The Treasury excavated by Mrs. Schliemann—Older and less sumptuous than that of Atreus—The entrance, its ornaments—Archaic pottery found in the passage—Necklace beads—Fragment of a marble frieze—Threshold of the Lions' Gate—The great double row of parallel slabs, probably not of a remote antiquity—The Acropolis only partly accessible to chariots—The gateway double, like the Scæan Gate at Troy—Corridors of Cyclopean house-walls—Hera-idols and arrow-heads of bronze and iron—Door-keeper's lodge—Retaining walls—Tower of the Acropolis resting on a massive wall—The double circle of slabs formed the enclosure of the royal tombs and the Agora—Arguments in proof of this view—Objects of interest found there—A vast Cyclopean house with cisterns and water conduit, probably the ancient Royal Palace—The spring Perseia—No windows in the house—Objects of art and luxury found there—An onyx seal-ring—Vase-paintings of mail-clad warriors—Hand-made pottery in the Acropolis.

Mycenæ, Sept. 30, 1876.


Since the 9th inst. I have continued the excavations with the greatest energy, employing constantly 125 workmen and five horse-carts, and the weather being beautiful I have made excellent progress. In the Treasury, in which Mrs. Schliemann is excavating, we work with thirty labourers and two horse-carts, and find the very greatest difficulty in removing the hundreds of huge wrought stones which have fallen from the vault.

MRS. SCHLIEMANN'S TREASURY.

The interior walls of this Treasury have never been covered with brazen plates like the Treasury of Atreus here and the Treasury of Minyas in Orchomenus; at least, I see nowhere in the stones the holes of the bronze nails by which the metal plates were fastened; but I cannot avoid mentioning that on the inner east side of the Treasury, there protrudes from between the stones the fragment of a bronze plate, which sticks so fast that it cannot be drawn out; I therefore suppose that it was fastened there when the Treasury was built. It appears hardly possible that this could have happened merely by accident, but on the other hand I find it difficult to believe that this bronze plate could be a remnant of an ancient wall-coating of bronze plates, which were not fastened to the stones with nails but were attached in the joints between them, because in this case, I presume, we ought to find remnants of those plates in many places.

This Treasury is less sumptuous, and appears to be more ancient, than the Treasury of Atreus here, or the Treasury of Minyas at Orchomenus.

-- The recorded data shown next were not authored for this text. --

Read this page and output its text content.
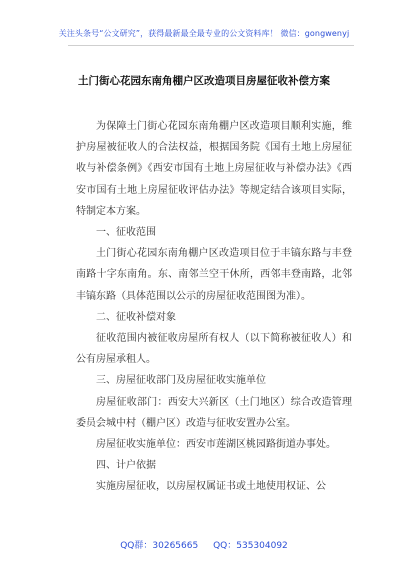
关注头条号“公文研究”，获得最新最全最专业的公文资料库！ 微信：gongwenyj
土门街心花园东南角棚户区改造项目房屋征收补偿方案

为保障土门街心花园东南角棚户区改造项目顺利实施，维护房屋被征收人的合法权益，根据国务院《国有土地上房屋征收与补偿条例》《西安市国有土地上房屋征收与补偿办法》《西安市国有土地上房屋征收评估办法》等规定结合该项目实际，特制定本方案。

一、征收范围

土门街心花园东南角棚户区改造项目位于丰镐东路与丰登南路十字东南角。东、南邻兰空干休所，西邻丰登南路，北邻丰镐东路（具体范围以公示的房屋征收范围图为准）。

二、征收补偿对象

征收范围内被征收房屋所有权人（以下简称被征收人）和公有房屋承租人。

三、房屋征收部门及房屋征收实施单位

房屋征收部门：西安大兴新区（土门地区）综合改造管理委员会城中村（棚户区）改造与征收安置办公室。

房屋征收实施单位：西安市莲湖区桃园路街道办事处。

四、计户依据

实施房屋征收，以房屋权属证书或土地使用权证、公

QQ群：30265665 QQ：535304092
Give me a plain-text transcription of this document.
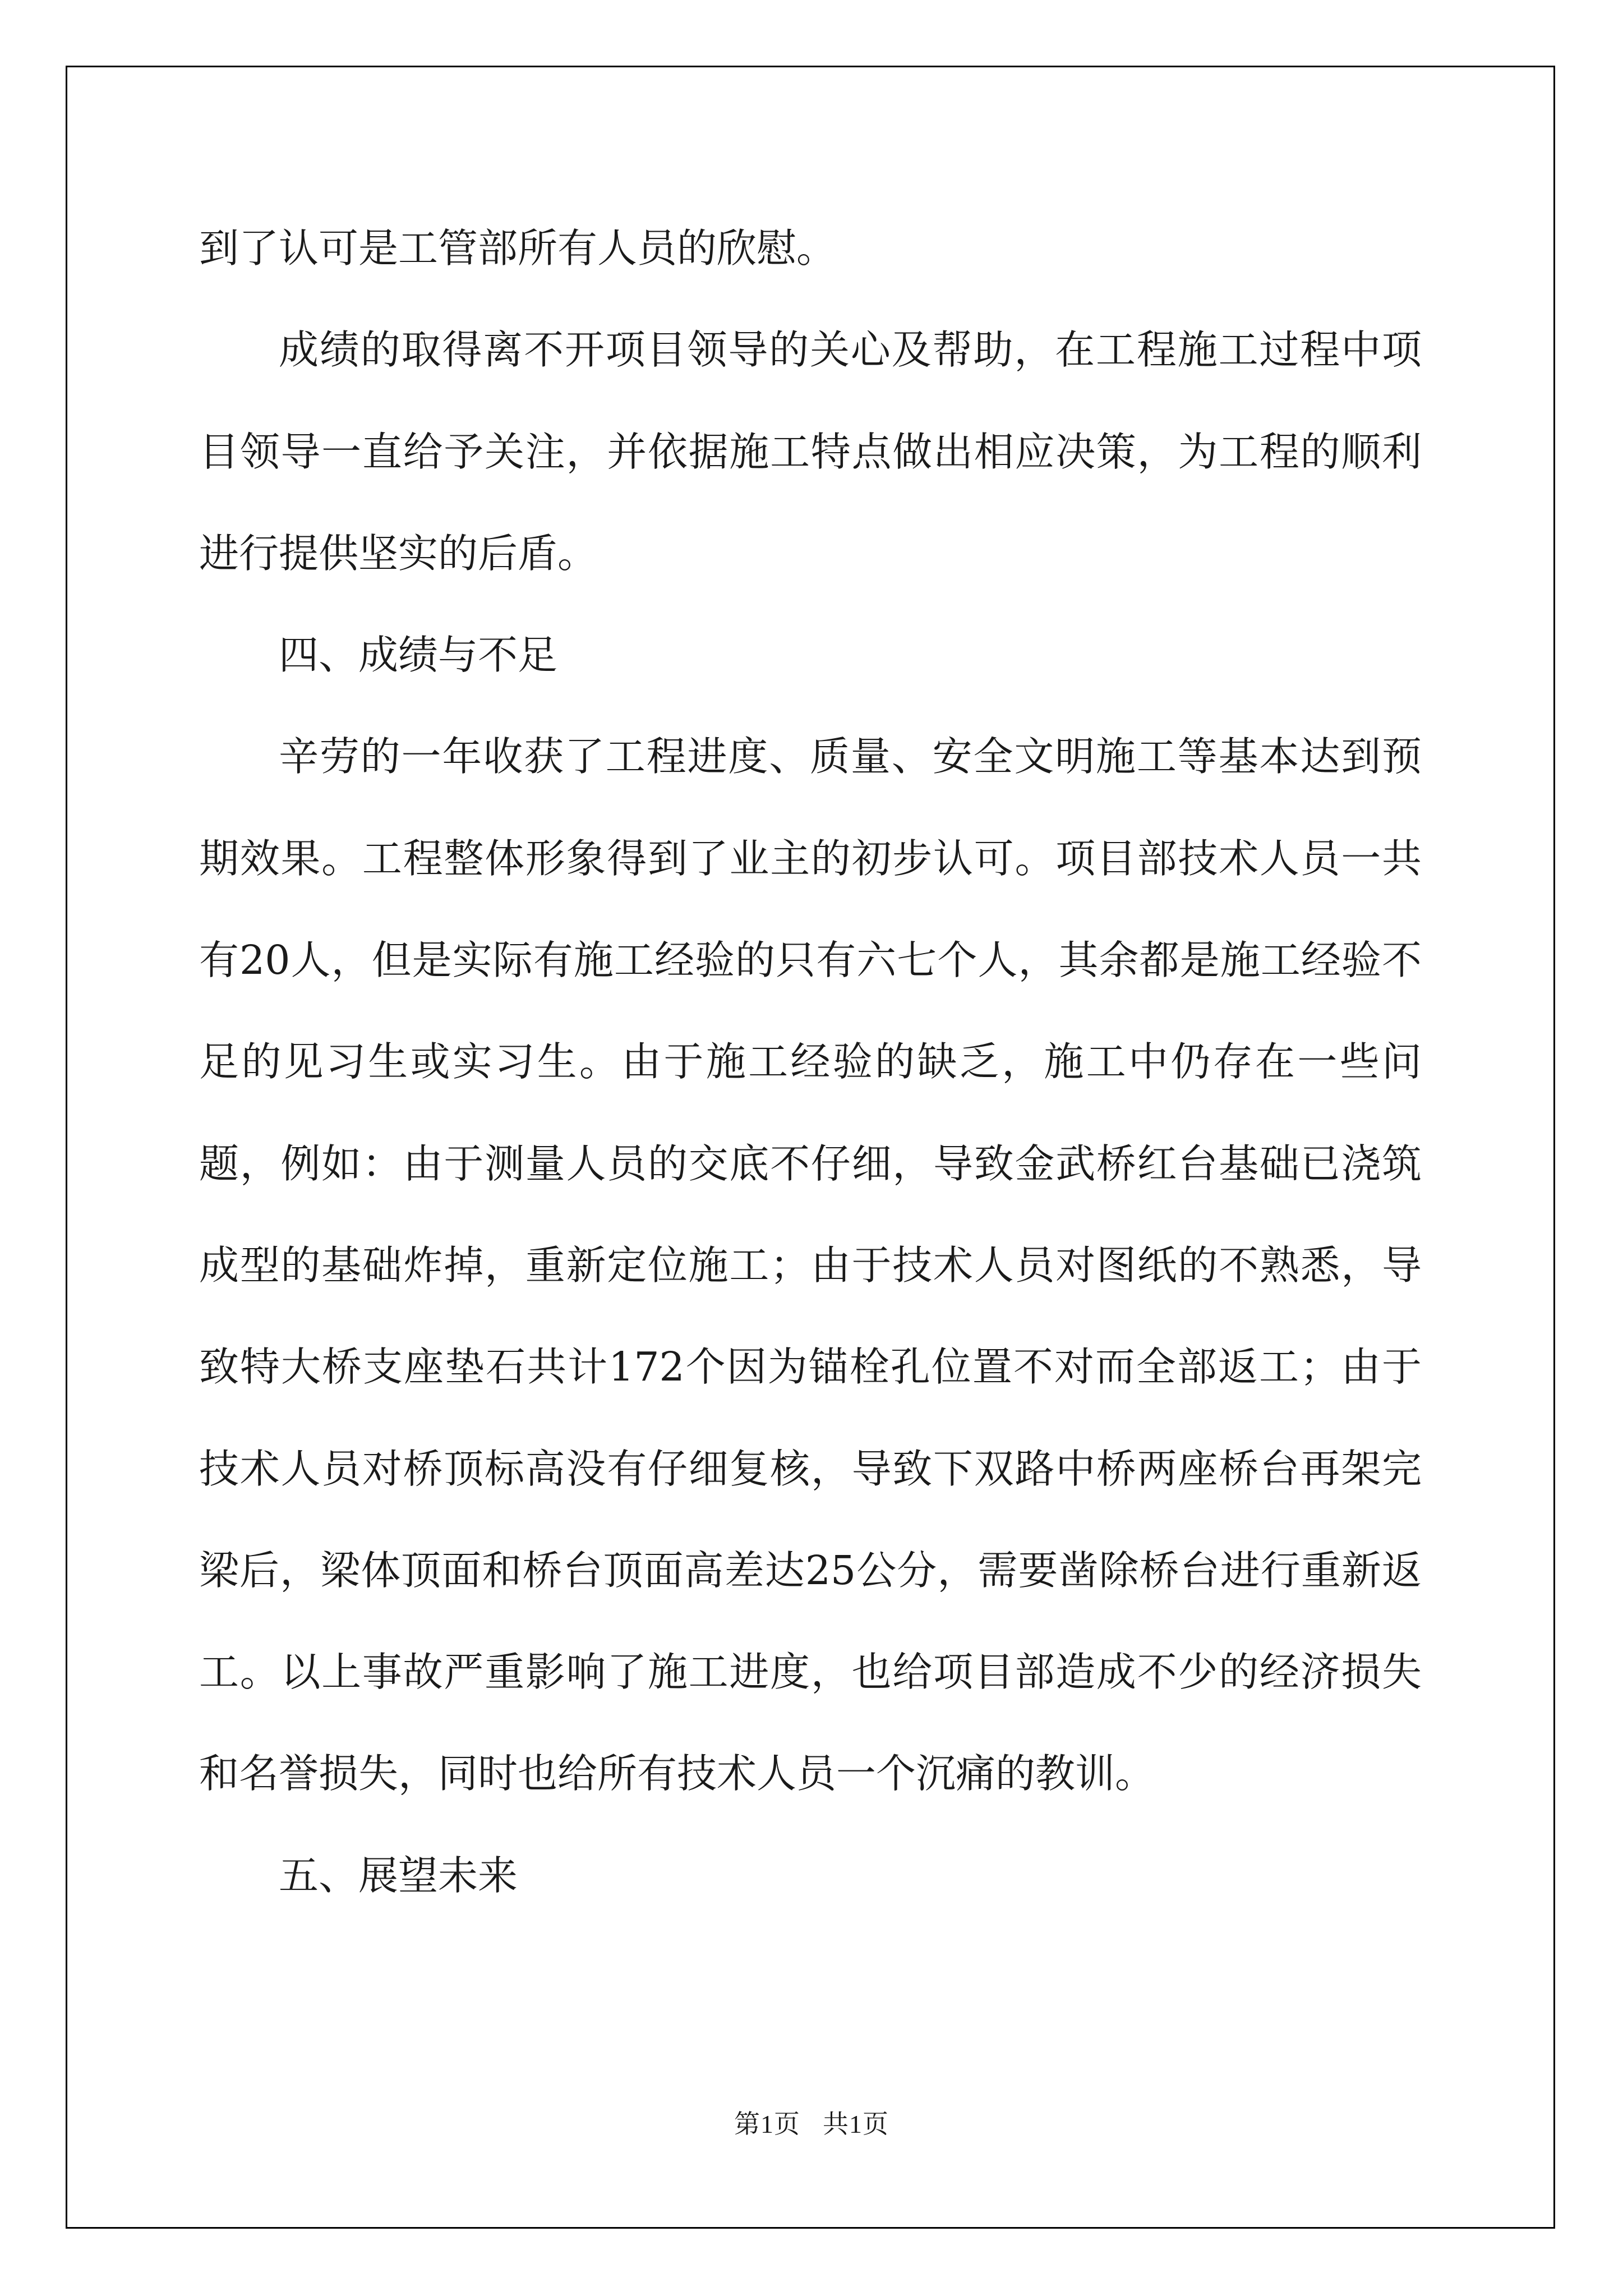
到了认可是工管部所有人员的欣慰。

成绩的取得离不开项目领导的关心及帮助，在工程施工过程中项目领导一直给予关注，并依据施工特点做出相应决策，为工程的顺利进行提供坚实的后盾。

四、成绩与不足

辛劳的一年收获了工程进度、质量、安全文明施工等基本达到预期效果。工程整体形象得到了业主的初步认可。项目部技术人员一共有20人，但是实际有施工经验的只有六七个人，其余都是施工经验不足的见习生或实习生。由于施工经验的缺乏，施工中仍存在一些问题，例如：由于测量人员的交底不仔细，导致金武桥红台基础已浇筑成型的基础炸掉，重新定位施工；由于技术人员对图纸的不熟悉，导致特大桥支座垫石共计172个因为锚栓孔位置不对而全部返工；由于技术人员对桥顶标高没有仔细复核，导致下双路中桥两座桥台再架完梁后，梁体顶面和桥台顶面高差达25公分，需要凿除桥台进行重新返工。以上事故严重影响了施工进度，也给项目部造成不少的经济损失和名誉损失，同时也给所有技术人员一个沉痛的教训。

五、展望未来

第1页 共1页
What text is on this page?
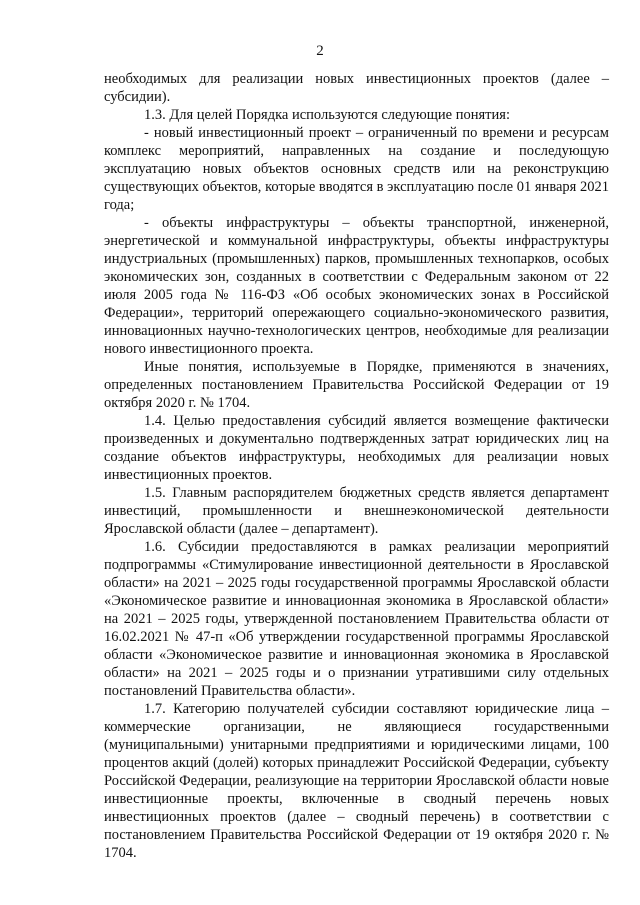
2

необходимых для реализации новых инвестиционных проектов (далее – субсидии).

1.3. Для целей Порядка используются следующие понятия:

- новый инвестиционный проект – ограниченный по времени и ресурсам комплекс мероприятий, направленных на создание и последующую эксплуатацию новых объектов основных средств или на реконструкцию существующих объектов, которые вводятся в эксплуатацию после 01 января 2021 года;

- объекты инфраструктуры – объекты транспортной, инженерной, энергетической и коммунальной инфраструктуры, объекты инфраструктуры индустриальных (промышленных) парков, промышленных технопарков, особых экономических зон, созданных в соответствии с Федеральным законом от 22 июля 2005 года № 116-ФЗ «Об особых экономических зонах в Российской Федерации», территорий опережающего социально-экономического развития, инновационных научно-технологических центров, необходимые для реализации нового инвестиционного проекта.

Иные понятия, используемые в Порядке, применяются в значениях, определенных постановлением Правительства Российской Федерации от 19 октября 2020 г. № 1704.

1.4. Целью предоставления субсидий является возмещение фактически произведенных и документально подтвержденных затрат юридических лиц на создание объектов инфраструктуры, необходимых для реализации новых инвестиционных проектов.

1.5. Главным распорядителем бюджетных средств является департамент инвестиций, промышленности и внешнеэкономической деятельности Ярославской области (далее – департамент).

1.6. Субсидии предоставляются в рамках реализации мероприятий подпрограммы «Стимулирование инвестиционной деятельности в Ярославской области» на 2021 – 2025 годы государственной программы Ярославской области «Экономическое развитие и инновационная экономика в Ярославской области» на 2021 – 2025 годы, утвержденной постановлением Правительства области от 16.02.2021 № 47-п «Об утверждении государственной программы Ярославской области «Экономическое развитие и инновационная экономика в Ярославской области» на 2021 – 2025 годы и о признании утратившими силу отдельных постановлений Правительства области».

1.7. Категорию получателей субсидии составляют юридические лица – коммерческие организации, не являющиеся государственными (муниципальными) унитарными предприятиями и юридическими лицами, 100 процентов акций (долей) которых принадлежит Российской Федерации, субъекту Российской Федерации, реализующие на территории Ярославской области новые инвестиционные проекты, включенные в сводный перечень новых инвестиционных проектов (далее – сводный перечень) в соответствии с постановлением Правительства Российской Федерации от 19 октября 2020 г. № 1704.
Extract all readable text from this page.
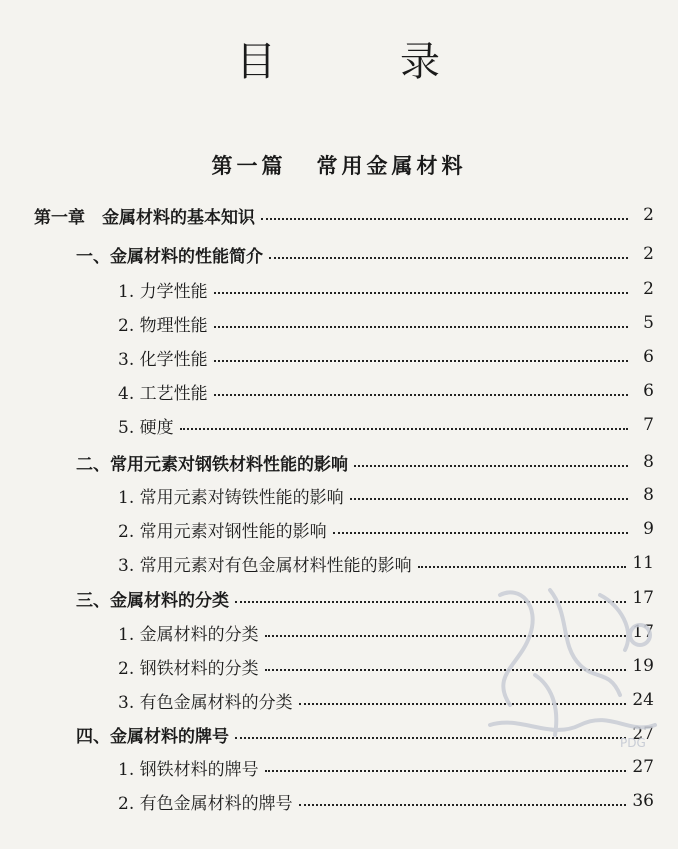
目　录
第一篇 常用金属材料
第一章　金属材料的基本知识	2
一、金属材料的性能简介	2
1. 力学性能	2
2. 物理性能	5
3. 化学性能	6
4. 工艺性能	6
5. 硬度	7
二、常用元素对钢铁材料性能的影响	8
1. 常用元素对铸铁性能的影响	8
2. 常用元素对钢性能的影响	9
3. 常用元素对有色金属材料性能的影响	11
三、金属材料的分类	17
1. 金属材料的分类	17
2. 钢铁材料的分类	19
3. 有色金属材料的分类	24
四、金属材料的牌号	27
1. 钢铁材料的牌号	27
2. 有色金属材料的牌号	36
PDG
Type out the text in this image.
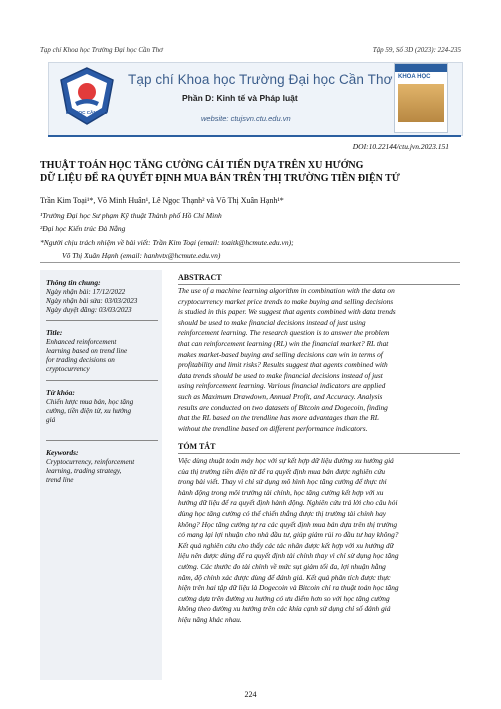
Tạp chí Khoa học Trường Đại học Cần Thơ	Tập 59, Số 3D (2023): 224-235
ĐẠI HỌC CẦN THƠ
Tạp chí Khoa học Trường Đại học Cần Thơ
Phần D: Kinh tế và Pháp luật
website: ctujsvn.ctu.edu.vn
KHOA HỌC
DOI:10.22144/ctu.jvn.2023.151
THUẬT TOÁN HỌC TĂNG CƯỜNG CẢI TIẾN DỰA TRÊN XU HƯỚNG
DỮ LIỆU ĐỂ RA QUYẾT ĐỊNH MUA BÁN TRÊN THỊ TRƯỜNG TIỀN ĐIỆN TỬ
Trần Kim Toại¹*, Võ Minh Huân¹, Lê Ngọc Thạnh² và Võ Thị Xuân Hạnh¹*
¹Trường Đại học Sư phạm Kỹ thuật Thành phố Hồ Chí Minh
²Đại học Kiến trúc Đà Nẵng
*Người chịu trách nhiệm về bài viết: Trần Kim Toại (email: toaitk@hcmute.edu.vn);
Võ Thị Xuân Hạnh (email: hanhvtx@hcmute.edu.vn)
Thông tin chung:
Ngày nhận bài: 17/12/2022
Ngày nhận bài sửa: 03/03/2023
Ngày duyệt đăng: 03/03/2023
Title:
Enhanced reinforcement
learning based on trend line
for trading decisions on
cryptocurrency
Từ khóa:
Chiến lược mua bán, học tăng
cường, tiền điện tử, xu hướng
giá
Keywords:
Cryptocurrency, reinforcement
learning, trading strategy,
trend line
ABSTRACT
The use of a machine learning algorithm in combination with the data on
cryptocurrency market price trends to make buying and selling decisions
is studied in this paper. We suggest that agents combined with data trends
should be used to make financial decisions instead of just using
reinforcement learning. The research question is to answer the problem
that can reinforcement learning (RL) win the financial market? RL that
makes market-based buying and selling decisions can win in terms of
profitability and limit risks? Results suggest that agents combined with
data trends should be used to make financial decisions instead of just
using reinforcement learning. Various financial indicators are applied
such as Maximum Drawdown, Annual Profit, and Accuracy. Analysis
results are conducted on two datasets of Bitcoin and Dogecoin, finding
that the RL based on the trendline has more advantages than the RL
without the trendline based on different performance indicators.
TÓM TẮT
Việc dùng thuật toán máy học với sự kết hợp dữ liệu đường xu hướng giá
của thị trường tiền điện tử để ra quyết định mua bán được nghiên cứu
trong bài viết. Thay vì chỉ sử dụng mô hình học tăng cường để thực thi
hành động trong môi trường tài chính, học tăng cường kết hợp với xu
hướng dữ liệu để ra quyết định hành động. Nghiên cứu trả lời cho câu hỏi
dùng học tăng cường có thể chiến thắng được thị trường tài chính hay
không? Học tăng cường tự ra các quyết định mua bán dựa trên thị trường
có mang lại lợi nhuận cho nhà đầu tư, giúp giảm rủi ro đầu tư hay không?
Kết quả nghiên cứu cho thấy các tác nhân được kết hợp với xu hướng dữ
liệu nên được dùng để ra quyết định tài chính thay vì chỉ sử dụng học tăng
cường. Các thước đo tài chính về mức sụt giảm tối đa, lợi nhuận hằng
năm, độ chính xác được dùng để đánh giá. Kết quả phân tích được thực
hiện trên hai tập dữ liệu là Dogecoin và Bitcoin chỉ ra thuật toán học tăng
cường dựa trên đường xu hướng có ưu điểm hơn so với học tăng cường
không theo đường xu hướng trên các khía cạnh sử dụng chỉ số đánh giá
hiệu năng khác nhau.
224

The entrance, which is 13 ft. long and 8 ft. broad, is roofed with four slabs 18½ ft. in length; the holes for the upper door-hinges are 5 in. deep. From certain traces in the walls it appears that the entrance has been ornamented on the right and left with two semi-columns, which we hope to find by digging deeper. A remnant of an ornamentation with semicircles is visible on the slab above the entrance, and the same can easily be distinguished in the engraving of the Treasury.[227] After having been buried for ages in the damp débris, the large wrought stones of the walls of the approach (dromos) and of the façade of this Treasury have contracted by exposure to the sun, and, as may be seen from the engraving, a great number of them have crevices.

As in the Treasury of Atreus and in the Lions' Gate, the triangular space above the entrance is formed by an oblique approximation of the ends of the courses of stone. On all three sides of this triangle can be seen cuttings, which make it highly probable that it has once been filled up by a triangular piece of sculpture similar to that above the Lions' Gate.[228]

Among the archaic pottery found in the "dromos" before the Treasury, the very rudely modelled men on horseback holding the horse's neck with both hands, of which also several were found in the tomb at Ialysus, deserve particular attention; further, the fragments of large painted vases profusely covered with an ornamentation of key patterns, zigzag lines, stripes of ornaments like fish-spines, bands with very primitive representations of cranes or swans, or circles with flowers, and occasionally with the sign 卍.[229] Vases with such geometrical patterns are sometimes found in Athens, and have hitherto been universally considered to be the most ancient pottery of Attica, but I perfectly share my learned friend Mr. Chas. T. Newton's opinion, that the vases with geometrical patterns are later than all the different sorts of terra-cottas found in the five Royal tombs, and hereafter to be described. Of vases with other patterns I have found but very few fragments. Together with these fragments of pottery there was found part of a necklace with a large bead of white glass (No. 205), two beads of fluor-spar of a transparent bluish, and three of a red-bluish colour, all perforated and strung on a thin copper wire (Nos. 206, 207, 208, 209); also the fragment of a white marble frieze with an ornamentation.[230] Just above the lower part of the "dromos" are the foundations of an Hellenic house, apparently of the Macedonian period.